J'ai lu les données d'Adler pour signifier que les centristes étaient "sceptiques" vis-à-vis de la démocratie - pas nécessairement hostiles. Et étant donné les performances des élites dirigeantes un peu partout, il y a de quoi être sceptique. Il n'y a rien d'intrinsèquement malsain dans cette attitude. Elle appelle à la responsabilité et à un retour aux premiers principes dans l'utilisation du pouvoir, ce qui est la façon dont les démocraties se renouvellent au fil des générations.

Le danger vient lorsque le scepticisme décline en négation et en nihilisme. L'idéal de la démocratie est alors brandi comme une arme contre les mécanismes de la démocratie. Une norme utopique est appliquée à la vie politique, et la politique échouera toujours au test. 

Les indignados d'Espagne en 2011 voulaient "une vraie démocratie maintenant" et ont dit au gouvernement espagnol démocratique : "Vous ne nous représentez pas." Comme ils ne proposaient aucune réforme structurelle, ces mots n'ont fait que dévaloriser la démocratie telle qu'elle fonctionnait réellement en Espagne. Un drame similaire s'est joué avec les Gilets jaunes en France et les manifestants de Black Lives Matter aux États-Unis.  Le système existant a été répudié mais aucune alternative n'a été proposée. Il n'y a qu'un pas de cette posture à la croyance que la simple destruction est une forme de progrès : ma définition du nihilisme.

La démocratie représentative n'a actuellement aucun rival sérieux, que ce soit en tant qu'idéologie ou en tant que mécanisme de distribution du pouvoir. Mais elle peut certainement être détruite de l'intérieur et remplacée par une sorte de protestation sans fin - par le néant et le chaos.

Dans The Economist, Francis Fukuyama a récemment expliqué que l'Afghanistan ne marque pas la fin de l'ère américaine ; le défi à sa position mondiale est la polarisation politique au niveau national et l'incapacité à trouver un consensus.

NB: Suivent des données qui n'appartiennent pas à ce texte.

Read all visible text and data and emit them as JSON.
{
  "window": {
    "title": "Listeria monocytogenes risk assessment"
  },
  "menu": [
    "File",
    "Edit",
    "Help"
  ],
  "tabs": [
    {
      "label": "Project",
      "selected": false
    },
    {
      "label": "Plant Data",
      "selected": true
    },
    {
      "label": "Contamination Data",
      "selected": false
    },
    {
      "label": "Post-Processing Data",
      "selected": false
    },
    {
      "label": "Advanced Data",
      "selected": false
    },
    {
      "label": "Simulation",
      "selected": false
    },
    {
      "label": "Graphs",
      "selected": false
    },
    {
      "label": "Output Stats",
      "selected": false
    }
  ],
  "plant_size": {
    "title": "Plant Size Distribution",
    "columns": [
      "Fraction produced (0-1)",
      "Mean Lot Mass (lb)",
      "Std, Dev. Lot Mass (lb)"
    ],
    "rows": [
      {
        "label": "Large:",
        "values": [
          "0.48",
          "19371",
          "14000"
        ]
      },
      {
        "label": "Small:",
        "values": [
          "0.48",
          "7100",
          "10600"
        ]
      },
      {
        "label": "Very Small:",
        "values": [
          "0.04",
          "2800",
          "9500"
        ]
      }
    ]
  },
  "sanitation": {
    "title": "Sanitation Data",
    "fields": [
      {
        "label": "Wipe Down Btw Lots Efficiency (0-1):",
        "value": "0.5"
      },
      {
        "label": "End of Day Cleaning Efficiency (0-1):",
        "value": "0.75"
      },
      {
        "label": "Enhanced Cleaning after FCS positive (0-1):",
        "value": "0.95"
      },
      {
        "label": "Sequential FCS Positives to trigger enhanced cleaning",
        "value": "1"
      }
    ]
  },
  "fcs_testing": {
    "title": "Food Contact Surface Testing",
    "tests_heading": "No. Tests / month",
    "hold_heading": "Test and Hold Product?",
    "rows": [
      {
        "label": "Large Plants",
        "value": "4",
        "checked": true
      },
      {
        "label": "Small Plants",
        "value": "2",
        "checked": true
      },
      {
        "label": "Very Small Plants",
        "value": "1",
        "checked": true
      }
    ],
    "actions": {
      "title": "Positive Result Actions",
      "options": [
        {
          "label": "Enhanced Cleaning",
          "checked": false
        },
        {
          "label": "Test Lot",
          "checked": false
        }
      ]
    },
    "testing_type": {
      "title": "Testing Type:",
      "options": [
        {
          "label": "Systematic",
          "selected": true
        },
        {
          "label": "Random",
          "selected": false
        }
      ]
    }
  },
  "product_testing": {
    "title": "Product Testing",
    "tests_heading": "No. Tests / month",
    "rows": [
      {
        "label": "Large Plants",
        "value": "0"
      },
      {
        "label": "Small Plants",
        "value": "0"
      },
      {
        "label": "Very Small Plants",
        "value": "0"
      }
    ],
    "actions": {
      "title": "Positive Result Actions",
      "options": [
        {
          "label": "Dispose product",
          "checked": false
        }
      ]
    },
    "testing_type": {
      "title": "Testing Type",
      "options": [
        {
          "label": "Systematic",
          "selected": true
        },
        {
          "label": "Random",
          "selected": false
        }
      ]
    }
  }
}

Souscrivez-vous à cette analyse ?

Nous vivons un moment de transition. La période d'après-guerre, au cours de laquelle les démocraties du monde entier se sont regroupées derrière les États-Unis pour se protéger du communisme, est terminée depuis longtemps. Aucun nouvel ordre n'est encore vaguement visible à l'horizon. Aujourd'hui, les démocraties ne craignent aucune menace extérieure, aucun défi idéologique. Elles n'ont aucune raison de se regrouper, si bien que depuis 30 ans, elles dérivent dans la direction qu'elles suivaient lorsque l'Union soviétique a disparu. Les Européens sont comme des zombies qui titubent en brandissant un "projet européen" défunt. Le gouvernement américain est comme une personne atteinte de démence sénile, avec des sautes d'humeur et des accès d'irritabilité et d'irrationalité.

Le fait est que la vie est (relativement) bonne. Même après Covid et les confinements, la majorité de la population mène une vie intéressante et aisée. Nous sommes plus nombreux que jamais à être alphabétisés et éduqués. Nous disposons de plus d'informations que jamais auparavant. Nous voyageons plus, nous communiquons plus, nous nous divertissons plus que jamais. Nous vivons plus longtemps et en meilleure santé.

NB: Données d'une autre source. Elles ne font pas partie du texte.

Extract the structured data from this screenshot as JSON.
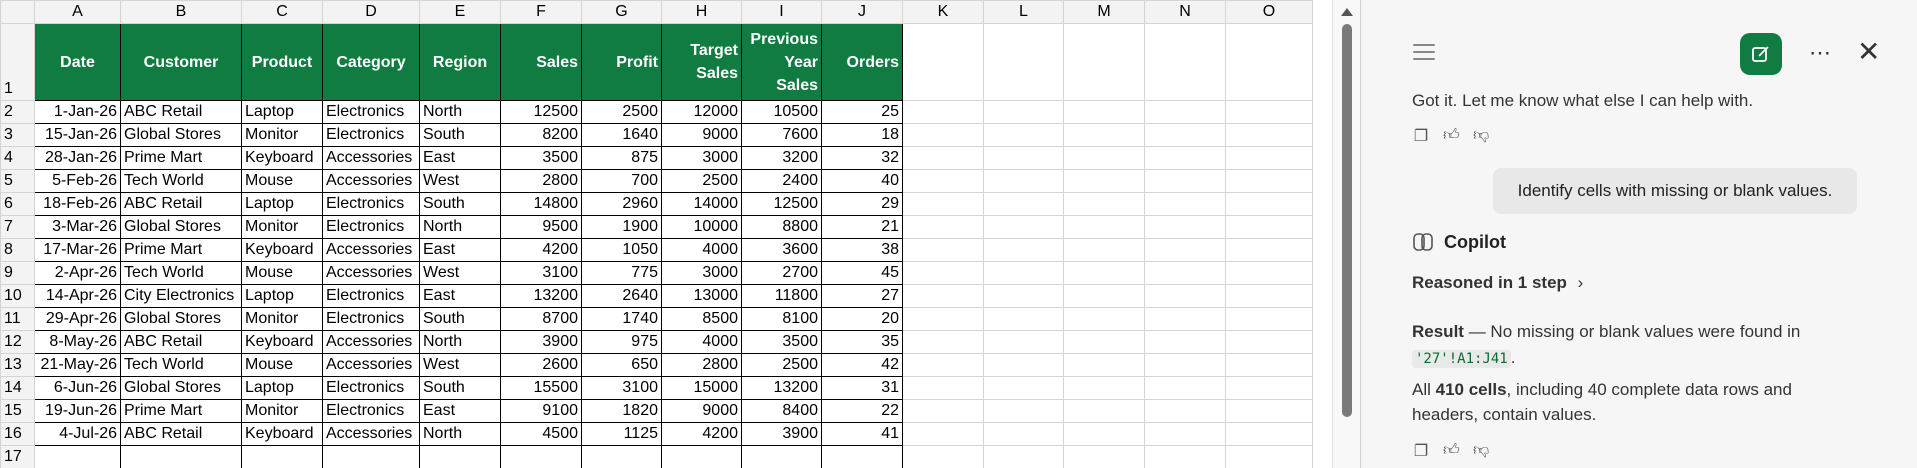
{
  "sheet": {
    "columns": [
      "A",
      "B",
      "C",
      "D",
      "E",
      "F",
      "G",
      "H",
      "I",
      "J",
      "K",
      "L",
      "M",
      "N",
      "O"
    ],
    "header_row": [
      "Date",
      "Customer",
      "Product",
      "Category",
      "Region",
      "Sales",
      "Profit",
      "Target Sales",
      "Previous Year Sales",
      "Orders"
    ],
    "rows": [
      [
        "1-Jan-26",
        "ABC Retail",
        "Laptop",
        "Electronics",
        "North",
        "12500",
        "2500",
        "12000",
        "10500",
        "25"
      ],
      [
        "15-Jan-26",
        "Global Stores",
        "Monitor",
        "Electronics",
        "South",
        "8200",
        "1640",
        "9000",
        "7600",
        "18"
      ],
      [
        "28-Jan-26",
        "Prime Mart",
        "Keyboard",
        "Accessories",
        "East",
        "3500",
        "875",
        "3000",
        "3200",
        "32"
      ],
      [
        "5-Feb-26",
        "Tech World",
        "Mouse",
        "Accessories",
        "West",
        "2800",
        "700",
        "2500",
        "2400",
        "40"
      ],
      [
        "18-Feb-26",
        "ABC Retail",
        "Laptop",
        "Electronics",
        "South",
        "14800",
        "2960",
        "14000",
        "12500",
        "29"
      ],
      [
        "3-Mar-26",
        "Global Stores",
        "Monitor",
        "Electronics",
        "North",
        "9500",
        "1900",
        "10000",
        "8800",
        "21"
      ],
      [
        "17-Mar-26",
        "Prime Mart",
        "Keyboard",
        "Accessories",
        "East",
        "4200",
        "1050",
        "4000",
        "3600",
        "38"
      ],
      [
        "2-Apr-26",
        "Tech World",
        "Mouse",
        "Accessories",
        "West",
        "3100",
        "775",
        "3000",
        "2700",
        "45"
      ],
      [
        "14-Apr-26",
        "City Electronics",
        "Laptop",
        "Electronics",
        "East",
        "13200",
        "2640",
        "13000",
        "11800",
        "27"
      ],
      [
        "29-Apr-26",
        "Global Stores",
        "Monitor",
        "Electronics",
        "South",
        "8700",
        "1740",
        "8500",
        "8100",
        "20"
      ],
      [
        "8-May-26",
        "ABC Retail",
        "Keyboard",
        "Accessories",
        "North",
        "3900",
        "975",
        "4000",
        "3500",
        "35"
      ],
      [
        "21-May-26",
        "Tech World",
        "Mouse",
        "Accessories",
        "West",
        "2600",
        "650",
        "2800",
        "2500",
        "42"
      ],
      [
        "6-Jun-26",
        "Global Stores",
        "Laptop",
        "Electronics",
        "South",
        "15500",
        "3100",
        "15000",
        "13200",
        "31"
      ],
      [
        "19-Jun-26",
        "Prime Mart",
        "Monitor",
        "Electronics",
        "East",
        "9100",
        "1820",
        "9000",
        "8400",
        "22"
      ],
      [
        "4-Jul-26",
        "ABC Retail",
        "Keyboard",
        "Accessories",
        "North",
        "4500",
        "1125",
        "4200",
        "3900",
        "41"
      ]
    ],
    "partial_row_number": "17",
    "accent_color": "#107c41"
  },
  "copilot": {
    "previous_reply": "Got it. Let me know what else I can help with.",
    "user_message": "Identify cells with missing or blank values.",
    "assistant_name": "Copilot",
    "reasoned_label": "Reasoned in 1 step",
    "result_label": "Result",
    "result_text": " — No missing or blank values were found in",
    "range_ref": "'27'!A1:J41",
    "result_period": ".",
    "summary_prefix": "All ",
    "summary_bold": "410 cells",
    "summary_line1_rest": ", including 40 complete data rows and",
    "summary_line2": "headers, contain values.",
    "icons": [
      "copy-icon",
      "thumbs-up-icon",
      "thumbs-down-icon",
      "hamburger-icon",
      "new-chat-icon",
      "more-icon",
      "close-icon",
      "copilot-logo-icon"
    ]
  }
}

Le leadership du monde démocratique passera à la nation qui résoudra cette contradiction : des gouvernements coincés au 20e siècle et un public qui avance rapidement dans le 21e. La démocratie doit être adaptée à l'ère numérique. Le pouvoir et le public doivent être rapprochés. La légitimité de la représentation dans la démocratie représentative doit devenir visible, palpable. Ce sont des réformes structurelles, mais elles impliquent des changements dans la rhétorique et la compréhension de la classe politique. Il y a même un élément moral : nous, les citoyens, devons accepter la condition humaine et cesser d'exiger l'utopie de nos politiciens.

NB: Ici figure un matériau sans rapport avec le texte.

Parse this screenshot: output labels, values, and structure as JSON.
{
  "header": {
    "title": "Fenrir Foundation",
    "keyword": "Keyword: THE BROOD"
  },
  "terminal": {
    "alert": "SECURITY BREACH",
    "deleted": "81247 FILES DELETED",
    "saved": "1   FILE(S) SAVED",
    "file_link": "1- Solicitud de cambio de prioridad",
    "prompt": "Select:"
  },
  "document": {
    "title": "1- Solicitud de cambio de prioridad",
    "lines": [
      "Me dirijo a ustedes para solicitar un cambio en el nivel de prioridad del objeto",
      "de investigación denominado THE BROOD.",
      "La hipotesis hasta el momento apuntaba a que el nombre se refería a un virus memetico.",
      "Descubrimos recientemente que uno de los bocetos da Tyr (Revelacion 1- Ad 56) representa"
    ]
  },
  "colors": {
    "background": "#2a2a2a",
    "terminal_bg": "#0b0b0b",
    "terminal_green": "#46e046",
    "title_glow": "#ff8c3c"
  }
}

Les États-Unis vont-ils montrer la voie dans cette grande reconfiguration démocratique ? En tant qu'Américain, j'espère que nous participerons au moins à l'élaboration de l'avenir. Mais je n'en sais rien.  Personne ne le sait. Si vous êtes, comme moi, un simple partisan de la démocratie libérale, les questions de leadership et de patriotisme passent au second plan. Ce qui compte, c'est le travail de réforme et de rénovation - où qu'il ait lieu, si la légitimité revient dans la politique et le gouvernement démocratiques, les conséquences seront bonnes pour tous.